二十四節気は太陽の動きをもとに一年を春夏秋冬の4つの季節に分け、
さらに一つの季節を6つに分けて24等分してたもので立春から始まり大寒で終わります。
新しい季節の始まり、立春・立夏・立秋・立冬を四立と言い、
夏至(昼が一番長い)冬至(昼が一番短い)を二至、
春分・秋分(昼夜長さが同じ)を二分、この4つを二至二分と言います。
二至二分と四立をあわせて八節と言います。
天候や生き物の様子を表す名前が付けられ、農業の目安としてとても重宝されていました。
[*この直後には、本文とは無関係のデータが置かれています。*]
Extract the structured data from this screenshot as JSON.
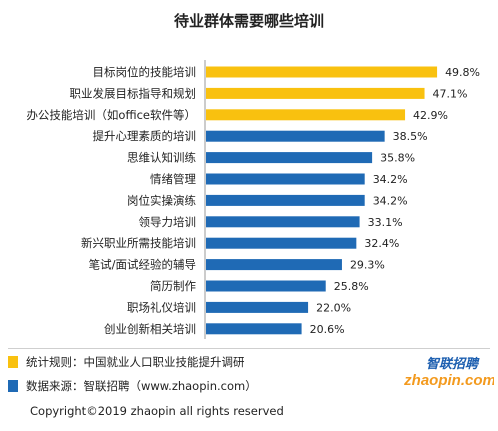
{
  "colors": {
    "highlight": "#F9C10F",
    "normal": "#1F6AB5",
    "logo_blue": "#1D5FB0",
    "logo_orange": "#F39A1E"
  },
  "footer": {
    "note_1": "统计规则：中国就业人口职业技能提升调研",
    "note_2": "数据来源：智联招聘（www.zhaopin.com）",
    "copyright": "Copyright©2019 zhaopin all rights reserved",
    "logo_cn": "智联招聘",
    "logo_en": "zhaopin.com"
  },
  "chart_data": {
    "type": "bar",
    "orientation": "horizontal",
    "title": "待业群体需要哪些培训",
    "xlabel": "",
    "ylabel": "",
    "xlim": [
      0,
      50
    ],
    "grid": false,
    "unit": "%",
    "categories": [
      "目标岗位的技能培训",
      "职业发展目标指导和规划",
      "办公技能培训（如office软件等）",
      "提升心理素质的培训",
      "思维认知训练",
      "情绪管理",
      "岗位实操演练",
      "领导力培训",
      "新兴职业所需技能培训",
      "笔试/面试经验的辅导",
      "简历制作",
      "职场礼仪培训",
      "创业创新相关培训"
    ],
    "values": [
      49.8,
      47.1,
      42.9,
      38.5,
      35.8,
      34.2,
      34.2,
      33.1,
      32.4,
      29.3,
      25.8,
      22.0,
      20.6
    ],
    "value_labels": [
      "49.8%",
      "47.1%",
      "42.9%",
      "38.5%",
      "35.8%",
      "34.2%",
      "34.2%",
      "33.1%",
      "32.4%",
      "29.3%",
      "25.8%",
      "22.0%",
      "20.6%"
    ],
    "highlighted": [
      true,
      true,
      true,
      false,
      false,
      false,
      false,
      false,
      false,
      false,
      false,
      false,
      false
    ]
  }
}
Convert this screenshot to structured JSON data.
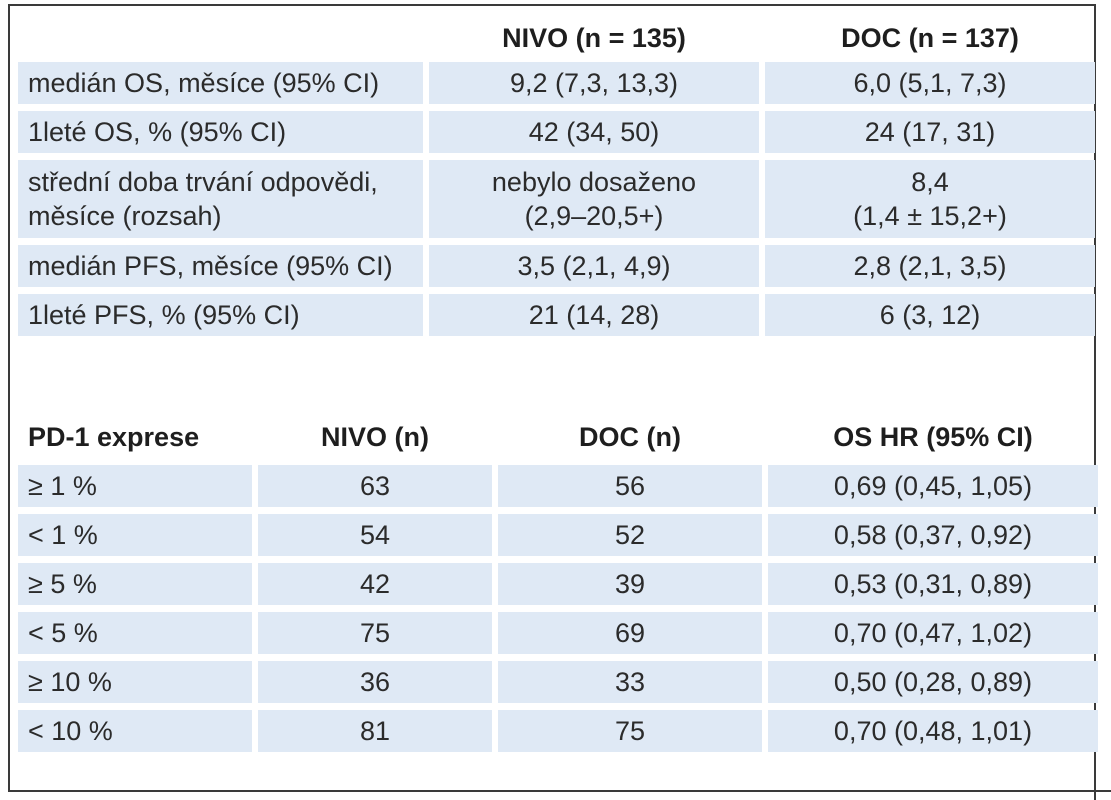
{
  "table_top": {
    "headers": [
      "",
      "NIVO (n = 135)",
      "DOC (n = 137)"
    ],
    "rows": [
      {
        "label": "medián OS, měsíce (95% CI)",
        "nivo": "9,2 (7,3, 13,3)",
        "doc": "6,0 (5,1, 7,3)"
      },
      {
        "label": "1leté OS, % (95% CI)",
        "nivo": "42 (34, 50)",
        "doc": "24 (17, 31)"
      },
      {
        "label_line1": "střední doba trvání odpovědi,",
        "label_line2": "měsíce (rozsah)",
        "nivo_line1": "nebylo dosaženo",
        "nivo_line2": "(2,9–20,5+)",
        "doc_line1": "8,4",
        "doc_line2": "(1,4 ± 15,2+)"
      },
      {
        "label": "medián PFS, měsíce (95% CI)",
        "nivo": "3,5 (2,1, 4,9)",
        "doc": "2,8 (2,1, 3,5)"
      },
      {
        "label": "1leté PFS, % (95% CI)",
        "nivo": "21 (14, 28)",
        "doc": "6 (3, 12)"
      }
    ]
  },
  "table_bottom": {
    "headers": [
      "PD-1 exprese",
      "NIVO (n)",
      "DOC (n)",
      "OS HR (95% CI)"
    ],
    "rows": [
      {
        "expr": "≥ 1 %",
        "nivo": "63",
        "doc": "56",
        "hr": "0,69 (0,45, 1,05)"
      },
      {
        "expr": "< 1 %",
        "nivo": "54",
        "doc": "52",
        "hr": "0,58 (0,37, 0,92)"
      },
      {
        "expr": "≥ 5 %",
        "nivo": "42",
        "doc": "39",
        "hr": "0,53 (0,31, 0,89)"
      },
      {
        "expr": "< 5 %",
        "nivo": "75",
        "doc": "69",
        "hr": "0,70 (0,47, 1,02)"
      },
      {
        "expr": "≥ 10 %",
        "nivo": "36",
        "doc": "33",
        "hr": "0,50 (0,28, 0,89)"
      },
      {
        "expr": "< 10 %",
        "nivo": "81",
        "doc": "75",
        "hr": "0,70 (0,48, 1,01)"
      }
    ]
  },
  "colors": {
    "row_shade": "#dfe9f5",
    "border": "#3a3a3a",
    "text": "#2b2b2b"
  }
}
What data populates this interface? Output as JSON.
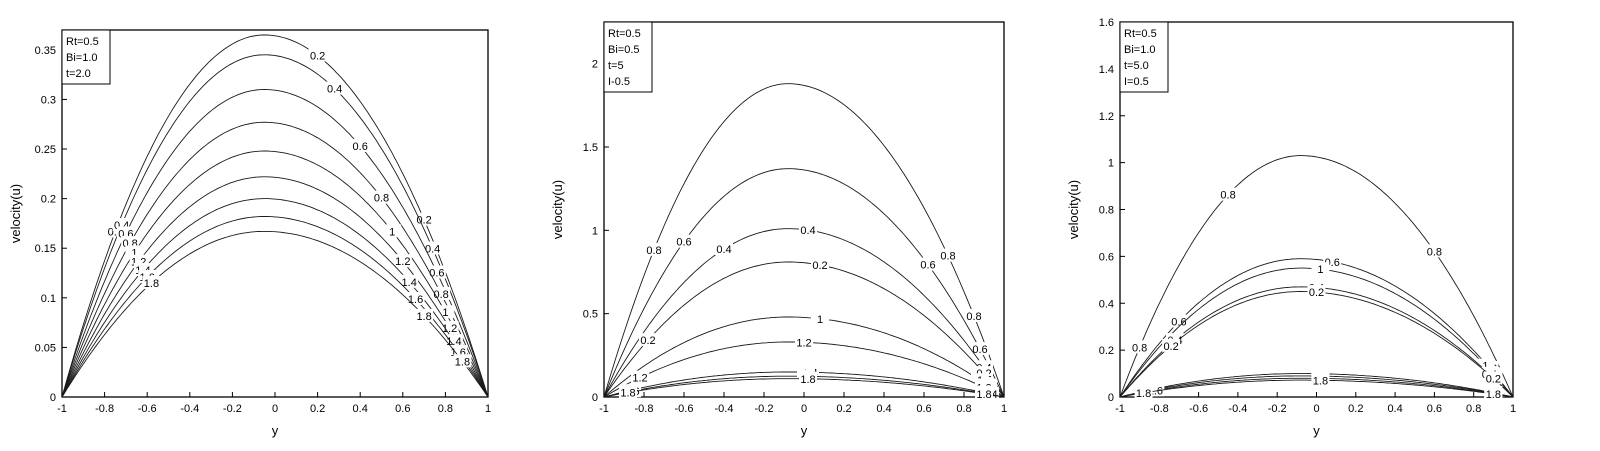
{
  "chart_data": [
    {
      "type": "line",
      "xlabel": "y",
      "ylabel": "velocity(u)",
      "xlim": [
        -1,
        1
      ],
      "ylim": [
        0,
        0.37
      ],
      "xticks": [
        "-1",
        "-0.8",
        "-0.6",
        "-0.4",
        "-0.2",
        "0",
        "0.2",
        "0.4",
        "0.6",
        "0.8",
        "1"
      ],
      "yticks": [
        "0",
        "0.05",
        "0.1",
        "0.15",
        "0.2",
        "0.25",
        "0.3",
        "0.35"
      ],
      "legend": [
        "Rt=0.5",
        "Bi=1.0",
        "t=2.0"
      ],
      "legend_position": "top-left",
      "peak_x": -0.05,
      "series": [
        {
          "label": "0.2",
          "peak": 0.365
        },
        {
          "label": "0.4",
          "peak": 0.345
        },
        {
          "label": "0.6",
          "peak": 0.31
        },
        {
          "label": "0.8",
          "peak": 0.277
        },
        {
          "label": "1",
          "peak": 0.248
        },
        {
          "label": "1.2",
          "peak": 0.222
        },
        {
          "label": "1.4",
          "peak": 0.2
        },
        {
          "label": "1.6",
          "peak": 0.182
        },
        {
          "label": "1.8",
          "peak": 0.167
        }
      ]
    },
    {
      "type": "line",
      "xlabel": "y",
      "ylabel": "velocity(u)",
      "xlim": [
        -1,
        1
      ],
      "ylim": [
        0,
        2.25
      ],
      "xticks": [
        "-1",
        "-0.8",
        "-0.6",
        "-0.4",
        "-0.2",
        "0",
        "0.2",
        "0.4",
        "0.6",
        "0.8",
        "1"
      ],
      "yticks": [
        "0",
        "0.5",
        "1",
        "1.5",
        "2"
      ],
      "legend": [
        "Rt=0.5",
        "Bi=0.5",
        "t=5",
        "I-0.5"
      ],
      "legend_position": "top-left",
      "peak_x": -0.08,
      "series": [
        {
          "label": "0.8",
          "peak": 1.88
        },
        {
          "label": "0.6",
          "peak": 1.37
        },
        {
          "label": "0.4",
          "peak": 1.01
        },
        {
          "label": "0.2",
          "peak": 0.81
        },
        {
          "label": "1",
          "peak": 0.48
        },
        {
          "label": "1.2",
          "peak": 0.33
        },
        {
          "label": "1.4",
          "peak": 0.15
        },
        {
          "label": "1.6",
          "peak": 0.125
        },
        {
          "label": "1.8",
          "peak": 0.11
        }
      ]
    },
    {
      "type": "line",
      "xlabel": "y",
      "ylabel": "velocity(u)",
      "xlim": [
        -1,
        1
      ],
      "ylim": [
        0,
        1.6
      ],
      "xticks": [
        "-1",
        "-0.8",
        "-0.6",
        "-0.4",
        "-0.2",
        "0",
        "0.2",
        "0.4",
        "0.6",
        "0.8",
        "1"
      ],
      "yticks": [
        "0",
        "0.2",
        "0.4",
        "0.6",
        "0.8",
        "1",
        "1.2",
        "1.4",
        "1.6"
      ],
      "legend": [
        "Rt=0.5",
        "Bi=1.0",
        "t=5.0",
        "I=0.5"
      ],
      "legend_position": "top-left",
      "peak_x": -0.08,
      "series": [
        {
          "label": "0.8",
          "peak": 1.03
        },
        {
          "label": "0.6",
          "peak": 0.59
        },
        {
          "label": "1",
          "peak": 0.55
        },
        {
          "label": "0.4",
          "peak": 0.47
        },
        {
          "label": "0.2",
          "peak": 0.45
        },
        {
          "label": "1.2",
          "peak": 0.1
        },
        {
          "label": "1.4",
          "peak": 0.09
        },
        {
          "label": "1.6",
          "peak": 0.08
        },
        {
          "label": "1.8",
          "peak": 0.072
        }
      ]
    }
  ]
}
二十四節気をさらに約5日おきに分けて、動植物の様子や気候の変化を詳しく表したものを七十二候と言います。
立秋の七十二候
・涼風至(すずかぜいたる)涼しい風が時折感じられる
・寒蝉鳴(ひぐらしなく)カナカナとひぐらしが鳴き始める頃
・蒙霧升降(ふかききりまとう)深い霧が立ちこめるようになる頃
このように自然界で起こる出来事を繊細に表現されているのです。

元々中国で生まれた二十四節気なので日本の気象とはズレや違和感が生じます。
より正確に季節を掴むために考えだされたのが日本独自の雑節です。
節分・彼岸・社日・八十八夜・入梅・半夏生・夏土用・二百十日・二百二十日など、
生活や農作業に照らし合わせてつくられていて年中行事となっているものも多くなじみ深いものです。

二十四節気も雑節も自然界と共に生きるために生まれた美しい暦なのです。
地球温暖化の影響から、この暦が気候に合わないものになっていくことはとても悲しいことです。
食生活という身近なところから自然環境を考えていくことがこれからの時代とても大切なのだと思います。